The Fremont Arts Council sponsors several annual events including the Summer Solstice Parade and Pageant, May Day, Troll-a-ween, Petit-Troll: Mini Mardis Gras Parade, and Luminata.

The Summer Solstice Parade and Pageant and Luminata are held annually on the Summer Solstice and Autumnal Equinox.

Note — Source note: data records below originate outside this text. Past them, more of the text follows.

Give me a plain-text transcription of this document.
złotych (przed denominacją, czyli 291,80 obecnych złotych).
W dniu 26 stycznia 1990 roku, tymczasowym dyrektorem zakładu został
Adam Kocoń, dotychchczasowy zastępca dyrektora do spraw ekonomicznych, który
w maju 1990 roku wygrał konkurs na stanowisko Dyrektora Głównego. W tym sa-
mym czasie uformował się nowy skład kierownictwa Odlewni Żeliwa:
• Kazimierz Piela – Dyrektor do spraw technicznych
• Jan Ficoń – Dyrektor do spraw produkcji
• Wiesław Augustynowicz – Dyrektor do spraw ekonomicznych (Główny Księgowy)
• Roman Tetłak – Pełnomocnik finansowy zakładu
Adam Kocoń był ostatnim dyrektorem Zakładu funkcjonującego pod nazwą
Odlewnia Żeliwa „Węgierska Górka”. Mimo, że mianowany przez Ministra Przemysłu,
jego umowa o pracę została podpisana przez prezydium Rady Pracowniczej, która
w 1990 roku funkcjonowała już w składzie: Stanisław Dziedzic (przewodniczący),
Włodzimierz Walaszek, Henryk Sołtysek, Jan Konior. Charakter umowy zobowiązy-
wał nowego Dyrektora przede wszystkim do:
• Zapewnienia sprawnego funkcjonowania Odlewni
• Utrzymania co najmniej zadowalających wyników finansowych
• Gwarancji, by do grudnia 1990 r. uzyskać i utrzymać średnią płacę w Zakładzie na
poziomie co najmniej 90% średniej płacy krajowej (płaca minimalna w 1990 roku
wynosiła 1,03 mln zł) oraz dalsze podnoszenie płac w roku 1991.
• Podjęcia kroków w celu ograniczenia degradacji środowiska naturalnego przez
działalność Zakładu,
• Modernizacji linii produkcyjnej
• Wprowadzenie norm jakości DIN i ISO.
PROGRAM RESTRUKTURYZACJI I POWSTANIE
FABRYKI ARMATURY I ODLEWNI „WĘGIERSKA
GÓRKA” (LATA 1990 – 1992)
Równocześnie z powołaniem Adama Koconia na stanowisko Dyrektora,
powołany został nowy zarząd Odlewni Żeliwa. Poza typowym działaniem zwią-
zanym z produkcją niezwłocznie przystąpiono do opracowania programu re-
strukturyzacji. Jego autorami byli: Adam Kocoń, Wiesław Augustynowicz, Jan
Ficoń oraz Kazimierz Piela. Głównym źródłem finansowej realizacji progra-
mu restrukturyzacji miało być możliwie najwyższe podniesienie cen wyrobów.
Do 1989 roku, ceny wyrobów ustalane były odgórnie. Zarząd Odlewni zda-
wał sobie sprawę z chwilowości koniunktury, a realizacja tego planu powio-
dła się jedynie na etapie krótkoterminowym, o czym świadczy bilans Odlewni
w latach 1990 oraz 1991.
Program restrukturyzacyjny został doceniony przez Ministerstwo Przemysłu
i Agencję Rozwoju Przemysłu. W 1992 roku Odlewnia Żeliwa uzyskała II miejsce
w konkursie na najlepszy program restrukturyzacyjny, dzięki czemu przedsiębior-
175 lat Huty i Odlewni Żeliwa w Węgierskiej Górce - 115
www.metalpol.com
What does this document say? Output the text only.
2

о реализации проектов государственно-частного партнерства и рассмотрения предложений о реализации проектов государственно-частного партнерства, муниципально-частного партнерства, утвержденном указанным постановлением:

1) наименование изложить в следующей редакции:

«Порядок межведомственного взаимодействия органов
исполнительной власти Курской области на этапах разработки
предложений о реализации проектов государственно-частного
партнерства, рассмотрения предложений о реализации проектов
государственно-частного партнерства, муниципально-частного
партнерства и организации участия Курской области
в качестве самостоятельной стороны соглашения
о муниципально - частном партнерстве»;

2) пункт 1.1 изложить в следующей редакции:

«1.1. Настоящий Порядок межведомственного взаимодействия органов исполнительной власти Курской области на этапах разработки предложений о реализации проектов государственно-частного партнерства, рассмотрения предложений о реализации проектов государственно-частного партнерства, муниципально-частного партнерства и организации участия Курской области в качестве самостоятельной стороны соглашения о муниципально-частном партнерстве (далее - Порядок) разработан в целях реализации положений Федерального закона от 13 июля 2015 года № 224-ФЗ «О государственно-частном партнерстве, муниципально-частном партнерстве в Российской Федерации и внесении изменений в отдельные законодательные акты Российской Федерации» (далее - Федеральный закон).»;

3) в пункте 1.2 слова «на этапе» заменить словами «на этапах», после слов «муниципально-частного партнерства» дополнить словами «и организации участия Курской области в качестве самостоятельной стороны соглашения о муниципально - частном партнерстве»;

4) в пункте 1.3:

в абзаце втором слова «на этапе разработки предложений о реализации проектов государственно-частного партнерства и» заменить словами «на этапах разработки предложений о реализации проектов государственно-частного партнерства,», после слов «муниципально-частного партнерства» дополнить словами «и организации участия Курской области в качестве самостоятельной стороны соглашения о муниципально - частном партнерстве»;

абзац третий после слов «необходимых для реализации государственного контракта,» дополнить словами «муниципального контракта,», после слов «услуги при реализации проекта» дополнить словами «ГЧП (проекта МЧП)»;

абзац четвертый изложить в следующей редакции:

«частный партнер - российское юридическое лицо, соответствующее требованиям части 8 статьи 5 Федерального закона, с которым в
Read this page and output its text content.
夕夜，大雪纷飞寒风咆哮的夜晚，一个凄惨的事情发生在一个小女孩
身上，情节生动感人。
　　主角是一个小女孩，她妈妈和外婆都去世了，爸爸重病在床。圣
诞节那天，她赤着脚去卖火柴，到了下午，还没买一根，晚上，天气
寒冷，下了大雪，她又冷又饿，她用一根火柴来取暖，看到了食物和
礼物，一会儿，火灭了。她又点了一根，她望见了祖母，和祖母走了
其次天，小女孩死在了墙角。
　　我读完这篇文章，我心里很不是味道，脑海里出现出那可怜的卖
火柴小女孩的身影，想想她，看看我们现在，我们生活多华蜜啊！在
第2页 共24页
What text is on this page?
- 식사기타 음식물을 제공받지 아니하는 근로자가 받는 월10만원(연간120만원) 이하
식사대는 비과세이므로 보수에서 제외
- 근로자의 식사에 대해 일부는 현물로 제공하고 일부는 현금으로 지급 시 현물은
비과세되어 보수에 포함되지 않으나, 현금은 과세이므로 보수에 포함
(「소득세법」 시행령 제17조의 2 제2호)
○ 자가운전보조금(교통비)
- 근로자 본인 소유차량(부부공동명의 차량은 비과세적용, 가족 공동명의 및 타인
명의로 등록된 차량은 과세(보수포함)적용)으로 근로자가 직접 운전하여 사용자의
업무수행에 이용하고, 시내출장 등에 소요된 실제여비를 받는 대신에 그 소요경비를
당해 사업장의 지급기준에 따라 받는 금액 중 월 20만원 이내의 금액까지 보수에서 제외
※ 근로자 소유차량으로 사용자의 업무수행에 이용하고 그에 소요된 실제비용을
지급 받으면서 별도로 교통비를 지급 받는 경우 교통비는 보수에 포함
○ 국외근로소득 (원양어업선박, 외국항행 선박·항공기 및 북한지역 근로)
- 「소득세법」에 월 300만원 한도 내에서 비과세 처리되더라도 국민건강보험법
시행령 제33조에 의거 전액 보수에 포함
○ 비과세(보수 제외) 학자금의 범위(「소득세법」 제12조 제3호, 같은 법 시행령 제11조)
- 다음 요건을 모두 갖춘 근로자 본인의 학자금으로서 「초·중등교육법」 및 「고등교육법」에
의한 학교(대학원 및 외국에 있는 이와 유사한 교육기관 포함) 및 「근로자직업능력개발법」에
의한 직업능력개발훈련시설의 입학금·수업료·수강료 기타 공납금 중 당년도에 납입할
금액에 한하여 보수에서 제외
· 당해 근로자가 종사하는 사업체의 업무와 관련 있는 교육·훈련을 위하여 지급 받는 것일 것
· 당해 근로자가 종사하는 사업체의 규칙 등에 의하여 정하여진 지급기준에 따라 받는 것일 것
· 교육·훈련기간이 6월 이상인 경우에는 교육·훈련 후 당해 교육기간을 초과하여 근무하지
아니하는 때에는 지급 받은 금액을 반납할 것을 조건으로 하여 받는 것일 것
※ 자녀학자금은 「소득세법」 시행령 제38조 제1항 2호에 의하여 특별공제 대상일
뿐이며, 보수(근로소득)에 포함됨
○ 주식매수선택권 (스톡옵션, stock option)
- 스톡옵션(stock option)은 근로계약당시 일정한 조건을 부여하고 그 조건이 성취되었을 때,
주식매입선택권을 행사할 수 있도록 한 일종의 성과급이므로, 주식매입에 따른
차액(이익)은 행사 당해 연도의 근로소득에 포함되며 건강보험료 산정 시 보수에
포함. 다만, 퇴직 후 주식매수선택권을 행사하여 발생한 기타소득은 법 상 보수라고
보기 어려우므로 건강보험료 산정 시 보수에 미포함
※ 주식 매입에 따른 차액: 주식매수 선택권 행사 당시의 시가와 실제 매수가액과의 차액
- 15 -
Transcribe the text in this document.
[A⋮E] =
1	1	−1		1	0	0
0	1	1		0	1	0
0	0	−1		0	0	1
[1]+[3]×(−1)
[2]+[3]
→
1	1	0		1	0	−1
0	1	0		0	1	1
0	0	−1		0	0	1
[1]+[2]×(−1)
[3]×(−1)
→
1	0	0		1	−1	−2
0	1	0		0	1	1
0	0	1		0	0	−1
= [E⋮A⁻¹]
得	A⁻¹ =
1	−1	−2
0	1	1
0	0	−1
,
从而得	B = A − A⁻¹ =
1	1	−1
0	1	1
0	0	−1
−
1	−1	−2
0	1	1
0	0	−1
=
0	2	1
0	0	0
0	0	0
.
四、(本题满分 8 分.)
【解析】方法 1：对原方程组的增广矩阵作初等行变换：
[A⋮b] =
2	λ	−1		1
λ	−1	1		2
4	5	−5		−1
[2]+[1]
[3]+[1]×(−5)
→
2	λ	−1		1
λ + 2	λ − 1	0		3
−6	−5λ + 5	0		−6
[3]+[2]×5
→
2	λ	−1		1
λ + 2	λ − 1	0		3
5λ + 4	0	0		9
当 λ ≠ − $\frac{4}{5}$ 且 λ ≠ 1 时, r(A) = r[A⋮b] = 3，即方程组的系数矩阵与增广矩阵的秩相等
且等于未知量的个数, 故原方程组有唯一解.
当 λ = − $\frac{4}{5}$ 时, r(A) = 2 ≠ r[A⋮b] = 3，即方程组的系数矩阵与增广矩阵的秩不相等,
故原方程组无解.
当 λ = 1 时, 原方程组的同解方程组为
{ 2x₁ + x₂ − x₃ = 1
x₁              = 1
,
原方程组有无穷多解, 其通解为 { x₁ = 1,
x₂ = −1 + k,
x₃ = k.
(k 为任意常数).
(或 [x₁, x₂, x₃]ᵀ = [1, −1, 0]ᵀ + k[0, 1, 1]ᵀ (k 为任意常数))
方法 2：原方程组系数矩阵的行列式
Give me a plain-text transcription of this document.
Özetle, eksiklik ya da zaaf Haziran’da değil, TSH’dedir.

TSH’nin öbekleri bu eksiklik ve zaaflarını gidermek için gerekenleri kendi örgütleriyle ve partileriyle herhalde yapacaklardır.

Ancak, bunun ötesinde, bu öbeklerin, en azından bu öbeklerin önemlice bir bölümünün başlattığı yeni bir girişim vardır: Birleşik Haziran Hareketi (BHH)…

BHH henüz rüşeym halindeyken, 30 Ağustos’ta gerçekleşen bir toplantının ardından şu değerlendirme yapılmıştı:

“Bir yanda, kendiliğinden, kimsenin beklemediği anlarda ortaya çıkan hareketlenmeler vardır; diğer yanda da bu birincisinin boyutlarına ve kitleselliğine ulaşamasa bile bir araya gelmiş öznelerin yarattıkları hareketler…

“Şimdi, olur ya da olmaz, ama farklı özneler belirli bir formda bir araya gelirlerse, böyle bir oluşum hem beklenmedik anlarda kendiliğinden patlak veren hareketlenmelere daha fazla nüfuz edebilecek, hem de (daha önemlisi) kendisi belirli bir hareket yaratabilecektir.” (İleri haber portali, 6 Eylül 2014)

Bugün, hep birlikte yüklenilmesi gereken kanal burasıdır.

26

The Council hosts public workshops and organizes classes out of the Powerhouse with a focus on public art. Several local artists teach regular classes on giant puppets, reed luminaries, and textiles

==Public Art==

FAC has been responsible for the installation and maintenance of several public artworks in the Fremont area. These include the Fremont Troll, Waiting for the Interurban, The Center of the Universe Sign, and several nearby murals.

===Fremont Troll===

The Fremont Troll

One of Seattle's most popular public artworks, the Fremont Troll, is a mixed-media megalithic statue, located on N. 36th Street at Troll Avenue N., under the north end of the Aurora Bridge. (Troll Avenue was renamed in its honor in 2005.) It is clutching an actual original Volkswagen Beetle, as if it had just swiped it from the roadway above. In light of Seattle P–I columnist Emmett Watson's periodic promotion of the KBO, the vehicle had a California license plate.

The piece was commissioned by the Fremont Arts Council in 1989, and built in 1990. The Troll was sculpted by four local artists: Steve Badanes, Will Martin, Donna Walter and Ross Whitehead. The Troll is 18 ft high, weighs seven tons, and is made of steel rebar, wire and ferroconcrete.

===Waiting for the Interurban===

"Waiting for the Interurban" is a 1979 cast aluminum sculpture collection by Richard Beyer in the Fremont neighborhood of Seattle. It is located on the south side of N. 34th Street, just east of the northern end of the Fremont Bridge. It consists of six people standing under a shelter and waiting for public transportation—specifically, the Seattle-Everett Interurban.

The sculpture is a few blocks west of Troll Avenue N., the location of the Fremont Troll.